Q: For the major version changes, now that we’re speeding up the timeframe for releases, typically in the past it’s been every 6 months for a major release and it’s been documented that you go back and support the last major release version. How is that going to change now that we’re speeding up the major versions?

A: Don’t know yet. In this case we’ve always aimed for 4 months, and normally end up at 5 and it slips to 6 or 7 on occasion. Sometimes we’ve actually been really on target with those. So what we’re trying to do now is 3.7 is acting as a bit of a reset, I can talk a little about 3.7.

3.7 is a platform-focused release, we’re doing it in 2 months. It’s focused on a few different things, Scott was talking earlier about some of our developer tools stuff. We’re trying to improve a lot of our own processes, so whether it’s trying to make it easier to contribute, trying to make it so tickets don’t rot for a long period of time, or people aren’t getting feedback or whatever it is – that’s important. And then a lot of our developer tools as well.

So this is really cool: you might have seen this new develop repository on WordPress.org which replaces the old core.svn repository. This is pretty interesting because it pulls in all of our tests, all of our tools, our bill process now, everything is in one place and finally we’re trying to modernize here. We’ve been around for 10 years, we can start to do it at this point. And then we’re rebuilding a lot of our developer documentation. So if you go to developer.wordpress.org right now, you’ll get a “Coming Soon” message, but we’re working right now on fully automated code reference that is very smart and deals with documenting every hook, every function, all from inline documentation to what else it can need from code. (This feature is now live, check it out)

The actual focus of the release in part is security, stability, updates and fixing a lot of bugs. We’ve already closed around 300 tickets in the last 2-3 weeks and I expect that number to continue to drop successfully with each week. This won’t affect most of you, because you will be doing manual deployments anyway, but in 3.7, security minor release updates will happen automatically. They shouldn’t be nearly as painful as they are and we want to try and ship this to you – like 5 people just went “oh God, what are you doing?” – don’t worry, relax, you can turn it off and in most cases, this won’t affect you. If you have things like automatic updates turned off on your dashboard, then this obviously will not occur. Which you should, and if you don’t, and you’re trying to do deployment anyway, how one of your editors isn’t screwing it up by pushing a button, I’m really interested.
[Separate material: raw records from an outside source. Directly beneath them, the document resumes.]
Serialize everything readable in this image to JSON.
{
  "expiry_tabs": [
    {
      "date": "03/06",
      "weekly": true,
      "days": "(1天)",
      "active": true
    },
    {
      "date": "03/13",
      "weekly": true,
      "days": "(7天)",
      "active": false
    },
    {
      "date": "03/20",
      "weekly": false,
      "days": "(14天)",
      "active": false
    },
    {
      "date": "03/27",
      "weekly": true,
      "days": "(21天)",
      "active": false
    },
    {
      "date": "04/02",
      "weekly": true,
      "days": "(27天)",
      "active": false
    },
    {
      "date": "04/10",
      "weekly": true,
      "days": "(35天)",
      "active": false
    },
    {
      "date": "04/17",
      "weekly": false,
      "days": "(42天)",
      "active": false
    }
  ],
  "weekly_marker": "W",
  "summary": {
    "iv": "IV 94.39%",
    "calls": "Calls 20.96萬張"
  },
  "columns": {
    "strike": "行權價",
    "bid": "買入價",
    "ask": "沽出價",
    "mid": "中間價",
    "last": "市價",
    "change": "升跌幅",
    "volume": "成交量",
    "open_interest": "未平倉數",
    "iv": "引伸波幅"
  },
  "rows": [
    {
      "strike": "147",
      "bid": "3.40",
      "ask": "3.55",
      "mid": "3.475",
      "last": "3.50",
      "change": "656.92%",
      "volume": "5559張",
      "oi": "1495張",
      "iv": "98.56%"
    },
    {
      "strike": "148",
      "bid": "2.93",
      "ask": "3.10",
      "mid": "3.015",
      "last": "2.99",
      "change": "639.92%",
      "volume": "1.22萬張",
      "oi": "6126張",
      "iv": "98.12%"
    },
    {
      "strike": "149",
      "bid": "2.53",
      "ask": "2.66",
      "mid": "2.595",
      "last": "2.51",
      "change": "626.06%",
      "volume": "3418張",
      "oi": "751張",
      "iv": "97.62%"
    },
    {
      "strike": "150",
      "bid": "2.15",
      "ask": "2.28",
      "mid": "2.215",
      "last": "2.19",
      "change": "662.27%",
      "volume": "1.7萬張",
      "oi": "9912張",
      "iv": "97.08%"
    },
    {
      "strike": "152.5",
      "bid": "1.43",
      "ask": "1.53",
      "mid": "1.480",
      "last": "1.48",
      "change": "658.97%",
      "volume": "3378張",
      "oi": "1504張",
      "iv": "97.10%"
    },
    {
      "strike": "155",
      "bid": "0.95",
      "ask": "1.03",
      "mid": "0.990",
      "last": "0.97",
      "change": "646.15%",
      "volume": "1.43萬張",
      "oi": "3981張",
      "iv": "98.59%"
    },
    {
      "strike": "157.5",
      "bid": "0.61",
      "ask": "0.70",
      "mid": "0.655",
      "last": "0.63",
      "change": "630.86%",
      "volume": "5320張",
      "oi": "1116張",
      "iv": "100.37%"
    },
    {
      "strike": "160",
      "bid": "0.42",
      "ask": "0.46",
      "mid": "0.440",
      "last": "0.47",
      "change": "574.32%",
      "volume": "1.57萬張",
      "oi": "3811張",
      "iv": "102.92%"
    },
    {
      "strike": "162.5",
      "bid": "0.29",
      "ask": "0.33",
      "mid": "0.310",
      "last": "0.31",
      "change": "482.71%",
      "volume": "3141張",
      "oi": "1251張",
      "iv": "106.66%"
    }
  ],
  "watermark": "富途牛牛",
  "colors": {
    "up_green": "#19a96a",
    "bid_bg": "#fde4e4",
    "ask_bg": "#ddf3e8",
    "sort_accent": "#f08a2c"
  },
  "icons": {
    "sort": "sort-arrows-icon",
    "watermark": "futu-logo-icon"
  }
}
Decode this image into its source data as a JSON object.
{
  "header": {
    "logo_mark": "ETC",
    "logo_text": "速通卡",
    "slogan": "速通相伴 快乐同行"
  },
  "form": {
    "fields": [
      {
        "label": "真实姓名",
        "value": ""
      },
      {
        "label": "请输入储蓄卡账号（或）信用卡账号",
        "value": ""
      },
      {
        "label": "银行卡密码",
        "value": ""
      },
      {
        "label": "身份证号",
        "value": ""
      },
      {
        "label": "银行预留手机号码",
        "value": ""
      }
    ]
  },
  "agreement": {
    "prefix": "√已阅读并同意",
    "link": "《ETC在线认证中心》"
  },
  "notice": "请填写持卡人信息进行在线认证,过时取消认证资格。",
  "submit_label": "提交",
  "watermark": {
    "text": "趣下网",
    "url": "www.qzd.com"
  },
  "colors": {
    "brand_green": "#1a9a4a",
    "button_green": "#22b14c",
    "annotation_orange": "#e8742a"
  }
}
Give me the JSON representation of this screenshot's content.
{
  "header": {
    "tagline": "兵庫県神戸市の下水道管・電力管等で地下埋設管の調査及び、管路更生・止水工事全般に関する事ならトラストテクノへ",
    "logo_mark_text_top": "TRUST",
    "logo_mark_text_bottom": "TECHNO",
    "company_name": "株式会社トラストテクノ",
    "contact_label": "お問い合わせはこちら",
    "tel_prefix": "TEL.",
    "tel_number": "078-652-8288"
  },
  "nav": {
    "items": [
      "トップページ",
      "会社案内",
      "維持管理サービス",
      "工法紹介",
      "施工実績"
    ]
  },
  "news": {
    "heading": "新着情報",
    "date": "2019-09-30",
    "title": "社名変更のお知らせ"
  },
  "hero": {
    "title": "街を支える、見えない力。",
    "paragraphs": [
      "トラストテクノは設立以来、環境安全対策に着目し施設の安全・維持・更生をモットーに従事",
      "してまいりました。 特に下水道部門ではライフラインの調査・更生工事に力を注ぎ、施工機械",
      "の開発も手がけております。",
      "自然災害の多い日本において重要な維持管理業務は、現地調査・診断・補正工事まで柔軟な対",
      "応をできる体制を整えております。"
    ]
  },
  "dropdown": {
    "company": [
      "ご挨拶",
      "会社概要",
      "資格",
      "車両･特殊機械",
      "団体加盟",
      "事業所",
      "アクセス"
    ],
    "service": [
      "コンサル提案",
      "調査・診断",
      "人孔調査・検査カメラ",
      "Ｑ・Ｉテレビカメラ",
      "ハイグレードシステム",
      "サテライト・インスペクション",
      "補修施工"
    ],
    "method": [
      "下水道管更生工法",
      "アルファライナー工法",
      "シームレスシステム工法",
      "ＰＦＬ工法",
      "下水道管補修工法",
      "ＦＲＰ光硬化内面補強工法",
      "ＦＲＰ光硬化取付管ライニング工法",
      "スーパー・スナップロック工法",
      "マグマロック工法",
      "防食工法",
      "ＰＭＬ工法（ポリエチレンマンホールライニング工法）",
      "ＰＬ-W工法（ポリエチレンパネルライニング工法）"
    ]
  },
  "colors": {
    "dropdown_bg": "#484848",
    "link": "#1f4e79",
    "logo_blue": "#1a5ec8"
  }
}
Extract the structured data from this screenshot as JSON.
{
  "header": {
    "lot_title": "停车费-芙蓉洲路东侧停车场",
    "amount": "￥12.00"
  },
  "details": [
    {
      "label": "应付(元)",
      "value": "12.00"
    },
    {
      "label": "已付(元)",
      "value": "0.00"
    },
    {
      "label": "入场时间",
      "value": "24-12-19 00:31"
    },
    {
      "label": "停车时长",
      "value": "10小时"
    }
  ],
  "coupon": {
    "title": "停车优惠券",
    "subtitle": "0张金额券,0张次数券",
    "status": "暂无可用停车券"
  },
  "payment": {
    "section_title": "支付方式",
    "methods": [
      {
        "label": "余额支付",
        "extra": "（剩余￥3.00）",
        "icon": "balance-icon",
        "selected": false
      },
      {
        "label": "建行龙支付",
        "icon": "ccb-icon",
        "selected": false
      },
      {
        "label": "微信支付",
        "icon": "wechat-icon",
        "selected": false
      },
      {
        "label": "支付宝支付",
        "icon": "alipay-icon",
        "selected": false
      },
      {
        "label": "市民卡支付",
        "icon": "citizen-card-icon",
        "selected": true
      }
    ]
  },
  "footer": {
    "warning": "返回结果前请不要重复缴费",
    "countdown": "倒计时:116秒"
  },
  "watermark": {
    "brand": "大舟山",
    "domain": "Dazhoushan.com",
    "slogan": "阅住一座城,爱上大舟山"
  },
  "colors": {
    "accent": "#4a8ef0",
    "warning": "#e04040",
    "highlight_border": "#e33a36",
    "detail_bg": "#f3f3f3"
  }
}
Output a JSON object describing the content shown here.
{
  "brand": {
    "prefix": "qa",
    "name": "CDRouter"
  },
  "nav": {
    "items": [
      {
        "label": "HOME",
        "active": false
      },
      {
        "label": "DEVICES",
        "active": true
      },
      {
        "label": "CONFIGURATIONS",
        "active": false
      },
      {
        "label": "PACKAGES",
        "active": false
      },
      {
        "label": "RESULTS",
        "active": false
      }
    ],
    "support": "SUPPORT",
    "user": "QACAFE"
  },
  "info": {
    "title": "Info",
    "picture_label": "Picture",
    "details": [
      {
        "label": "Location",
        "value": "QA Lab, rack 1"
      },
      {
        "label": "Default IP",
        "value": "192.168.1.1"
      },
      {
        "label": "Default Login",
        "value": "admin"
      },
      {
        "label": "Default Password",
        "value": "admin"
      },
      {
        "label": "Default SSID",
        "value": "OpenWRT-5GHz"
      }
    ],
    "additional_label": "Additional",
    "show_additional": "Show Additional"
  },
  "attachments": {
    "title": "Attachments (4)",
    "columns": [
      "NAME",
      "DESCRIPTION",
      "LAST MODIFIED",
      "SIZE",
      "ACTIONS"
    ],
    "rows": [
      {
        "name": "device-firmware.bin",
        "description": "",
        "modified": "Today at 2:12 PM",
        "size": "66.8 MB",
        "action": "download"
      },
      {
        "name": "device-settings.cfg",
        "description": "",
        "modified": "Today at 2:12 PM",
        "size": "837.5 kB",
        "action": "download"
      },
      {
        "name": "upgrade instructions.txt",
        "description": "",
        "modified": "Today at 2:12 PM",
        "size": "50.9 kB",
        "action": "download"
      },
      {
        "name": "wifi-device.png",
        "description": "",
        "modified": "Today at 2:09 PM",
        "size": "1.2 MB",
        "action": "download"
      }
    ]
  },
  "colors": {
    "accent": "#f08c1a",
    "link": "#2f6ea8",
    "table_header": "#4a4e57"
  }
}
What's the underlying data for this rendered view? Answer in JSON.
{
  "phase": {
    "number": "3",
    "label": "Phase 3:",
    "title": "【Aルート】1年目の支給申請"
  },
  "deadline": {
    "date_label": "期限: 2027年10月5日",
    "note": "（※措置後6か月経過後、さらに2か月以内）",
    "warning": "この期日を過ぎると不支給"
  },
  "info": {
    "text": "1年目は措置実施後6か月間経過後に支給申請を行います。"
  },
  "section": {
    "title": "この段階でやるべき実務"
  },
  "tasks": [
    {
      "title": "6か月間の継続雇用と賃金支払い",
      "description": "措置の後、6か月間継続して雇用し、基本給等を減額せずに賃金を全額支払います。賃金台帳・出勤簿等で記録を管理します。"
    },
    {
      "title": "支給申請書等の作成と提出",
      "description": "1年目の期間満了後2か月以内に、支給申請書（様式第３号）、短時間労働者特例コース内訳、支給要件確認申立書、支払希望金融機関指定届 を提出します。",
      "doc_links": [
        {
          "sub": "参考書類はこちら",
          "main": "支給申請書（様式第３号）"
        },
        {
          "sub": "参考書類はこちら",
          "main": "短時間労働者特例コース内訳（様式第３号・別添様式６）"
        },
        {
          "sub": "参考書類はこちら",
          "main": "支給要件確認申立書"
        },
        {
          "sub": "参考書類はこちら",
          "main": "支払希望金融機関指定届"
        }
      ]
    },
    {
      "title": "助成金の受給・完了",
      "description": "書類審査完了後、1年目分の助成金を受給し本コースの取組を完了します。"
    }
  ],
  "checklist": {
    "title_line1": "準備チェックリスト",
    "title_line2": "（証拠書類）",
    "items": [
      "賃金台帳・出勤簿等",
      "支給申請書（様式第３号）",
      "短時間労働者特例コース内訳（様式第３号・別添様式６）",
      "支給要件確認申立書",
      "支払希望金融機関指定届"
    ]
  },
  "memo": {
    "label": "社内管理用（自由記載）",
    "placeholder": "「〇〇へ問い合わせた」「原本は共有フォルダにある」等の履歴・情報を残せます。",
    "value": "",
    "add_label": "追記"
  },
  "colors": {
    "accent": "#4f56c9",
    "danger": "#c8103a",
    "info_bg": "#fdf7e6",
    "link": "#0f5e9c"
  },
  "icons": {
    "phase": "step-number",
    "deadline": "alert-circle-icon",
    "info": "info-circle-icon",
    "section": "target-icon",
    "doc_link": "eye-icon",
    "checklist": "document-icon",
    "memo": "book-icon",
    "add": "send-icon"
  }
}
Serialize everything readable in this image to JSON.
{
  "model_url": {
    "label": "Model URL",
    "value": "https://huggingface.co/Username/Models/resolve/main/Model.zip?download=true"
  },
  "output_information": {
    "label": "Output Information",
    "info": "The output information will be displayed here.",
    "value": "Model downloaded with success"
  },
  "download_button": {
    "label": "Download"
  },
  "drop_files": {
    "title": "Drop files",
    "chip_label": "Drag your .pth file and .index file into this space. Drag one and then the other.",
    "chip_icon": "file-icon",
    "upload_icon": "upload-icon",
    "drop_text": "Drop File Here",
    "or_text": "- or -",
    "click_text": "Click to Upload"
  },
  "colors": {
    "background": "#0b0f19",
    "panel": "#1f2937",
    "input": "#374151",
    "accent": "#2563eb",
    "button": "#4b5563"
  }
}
Any further questions on 3.7? We don’t know how yet we’ll work on that, but that said, because we’re going to start doing automatic updates for security releases, we’ll probably support security backup a few more versions as well. If only because we can be much more confidant shipping those and because our security vulnerabilities we’re dealing with now are really esoteric.

We’re talking about like safe HTTP requests and XML injection and things along those lines, we’re not really dealing with the run of the mill like XSS that we might have been dealing with 5-6 years ago. So, supporting further back, yes, that said, I don’t think we’ll always be doing too much with these cycles, I would like to settle between 3 and 4, but we really don’t know yet. 2,3,4, not sure. 3 releases a year would be great, 4 maybe, I don’t know.